New Sexuality Studies minor available to students, focuses on variety of issues

Reporter and Reporter

Students with a strong interest in sexuality studies now have the option to declare the topic as their minor.

The minor was first made available for fall 2011, according to Sarah Rainey, undergraduate studies coordinator for the Department of Women’s, Gender and Sexuality Studies (formerly Women’s Studies).

Five students declared the minor that first semester and more are joining the ranks as word about the option spreads.

The idea for the minor, Rainey said, was a collaborative concept that came from a variety of faculty members within the Women’s, Gender and Sexuality Studies department who had seen a growing interest from students for a minor in sexuality studies. For inspiration, the department started looking at similar programs around the country as models for shaping the minor at the University.

In the end, the minor was designed as a 21-credit-hour program focusing on a variety of issues within the concept of sexuality studies, from sex education to marriage and family issues, and students enrolled in the minor have a lot of liberty to shape the focus as they wish.

The only course required for the minor is Introduction to LGBT Studies.

“We wanted to make sure students wouldn’t avoid focusing on marginalized communities,” Rainey said. “We didn’t want them to just look at heterosexual sexualities, but also consider more marginal sexualities as well.”

Though the name of the Department of Women’s, Gender and Sexuality Studies can be misleading to some, she said the area of women’s studies should not be limited to female students alone, but because males benefit from the study as well. While portions of the women’s studies program do focus exclusively on women’s lives, there is a whole other part of the program that looks at men’s lives and how gender and sexuality affects everyone, she said.

“We’ve had a lot of men that are minors under women’s gender and sexuality studies,” Rainey said. “I think a lot of them recognize that women’s studies is not just about women, it’s about analyzing and thinking about how gender affects all of us on things such as masculinity or femininity.”

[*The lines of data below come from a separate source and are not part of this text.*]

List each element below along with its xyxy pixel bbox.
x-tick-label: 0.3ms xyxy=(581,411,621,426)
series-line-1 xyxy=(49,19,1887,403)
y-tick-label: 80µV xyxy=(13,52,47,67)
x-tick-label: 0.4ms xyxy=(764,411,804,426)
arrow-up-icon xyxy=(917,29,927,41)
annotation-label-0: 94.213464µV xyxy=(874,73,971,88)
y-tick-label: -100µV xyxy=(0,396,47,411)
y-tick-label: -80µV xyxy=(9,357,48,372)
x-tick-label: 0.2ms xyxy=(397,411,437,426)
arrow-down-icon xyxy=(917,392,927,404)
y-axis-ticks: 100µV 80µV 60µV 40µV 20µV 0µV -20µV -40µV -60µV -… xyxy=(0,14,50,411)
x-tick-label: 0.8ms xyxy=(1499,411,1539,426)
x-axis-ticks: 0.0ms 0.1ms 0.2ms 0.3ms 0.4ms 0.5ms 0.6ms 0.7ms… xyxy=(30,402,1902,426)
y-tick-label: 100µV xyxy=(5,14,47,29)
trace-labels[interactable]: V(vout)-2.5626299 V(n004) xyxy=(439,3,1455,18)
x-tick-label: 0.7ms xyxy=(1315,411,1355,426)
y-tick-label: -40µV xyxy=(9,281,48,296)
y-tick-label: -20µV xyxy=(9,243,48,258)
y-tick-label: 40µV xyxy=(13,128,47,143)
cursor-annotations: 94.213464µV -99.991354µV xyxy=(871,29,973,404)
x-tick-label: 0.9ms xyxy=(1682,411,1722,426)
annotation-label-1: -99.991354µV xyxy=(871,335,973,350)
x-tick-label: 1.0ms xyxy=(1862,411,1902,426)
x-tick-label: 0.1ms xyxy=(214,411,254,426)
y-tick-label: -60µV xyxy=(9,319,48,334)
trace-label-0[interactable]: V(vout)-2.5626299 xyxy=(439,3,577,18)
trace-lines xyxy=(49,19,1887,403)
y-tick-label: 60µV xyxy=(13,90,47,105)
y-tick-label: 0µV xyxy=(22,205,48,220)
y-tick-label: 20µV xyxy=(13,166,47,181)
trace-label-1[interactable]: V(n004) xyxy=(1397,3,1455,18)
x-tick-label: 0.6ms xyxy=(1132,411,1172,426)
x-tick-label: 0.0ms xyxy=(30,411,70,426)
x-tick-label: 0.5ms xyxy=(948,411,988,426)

Kyle Shupe, a sophomore sociology major, declared sexuality studies as his minor as soon as it became available this past fall. He intends to focus his sociological studies on areas related to sexuality and said the minor will offer the “qualitative information” while his major focuses on the “quantitative.”

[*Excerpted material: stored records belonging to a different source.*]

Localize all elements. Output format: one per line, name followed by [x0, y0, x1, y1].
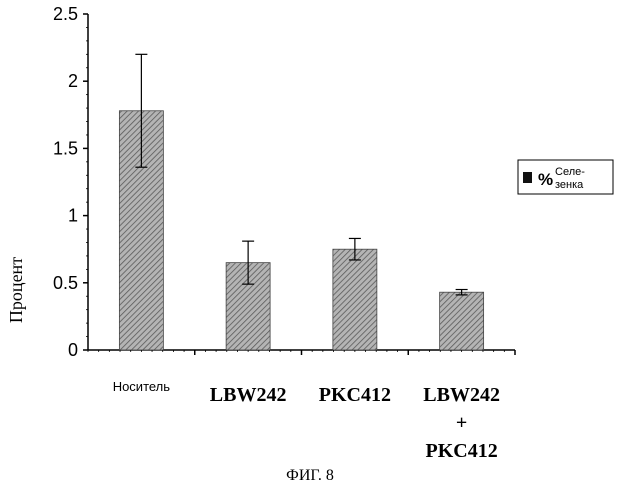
legend: % Селе- зенка — [518, 160, 613, 194]
y-tick-label: 2.5 — [53, 4, 78, 24]
y-tick-label: 0 — [68, 340, 78, 360]
legend-text-line2: зенка — [555, 179, 584, 191]
x-category-label: LBW242 — [423, 384, 500, 406]
legend-text-line1: Селе- — [555, 166, 585, 178]
x-category-label: Носитель — [113, 379, 171, 394]
y-tick-label: 1.5 — [53, 138, 78, 158]
y-tick-label: 0.5 — [53, 273, 78, 293]
x-category-label: PKC412 — [319, 384, 391, 406]
legend-symbol: % — [538, 170, 553, 189]
plot-area: 0 0.5 1 1.5 2 2.5 Носитель LBW242 PKC412 LBW242 + P… — [53, 4, 515, 462]
figure-caption: ФИГ. 8 — [286, 467, 334, 484]
bar — [440, 292, 484, 350]
x-category-label: PKC412 — [426, 440, 498, 462]
y-axis-label: Процент — [6, 257, 26, 323]
y-tick-label: 1 — [68, 206, 78, 226]
bar — [333, 249, 377, 350]
x-category-label: + — [456, 412, 467, 434]
x-category-label: LBW242 — [210, 384, 287, 406]
y-tick-label: 2 — [68, 71, 78, 91]
legend-swatch — [523, 172, 532, 183]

“The need right now for studies in sexuality is pretty necessary for sociology,” he said. “The most recent research on it was done nationally in 1994 and based on what I’ve seen of it, it’s not a very good study for what people should be looking for.”

“I think there’s a certain stigma that’s attached to sexuality, and it’s very normalized as either you’re straight or you’re not,” Shupe said. “Learning about various forms of sexuality increases awareness of non-heterosexual and less understood forms of sexual variance.”

Junior journalism major Christine Talbert declared sexuality studies as her minor a few months ago. She became interested in sexuality studies through a combination of sitting through gender communication classes her mother teaches at Oakland University and a sexuality-related course at the University.

“I thought it was really interesting how the opposite sex communicates with one another,” she said. “Definitely the concept of gender roles is interesting and also learning more about homosexuals and the gay community … I think that’s something that’s becoming more understood in the U.S., but I think it’s something that’s still misunderstood by a lot of people.”

Talbert plans to attend grad school and wants to eventually work in a university student affairs department. An understanding of sexuality issues will help her do her job more effectively, she said.

“I think understanding how different people work, in that aspect, would be something that would be beneficial while working on a college campus,” she said.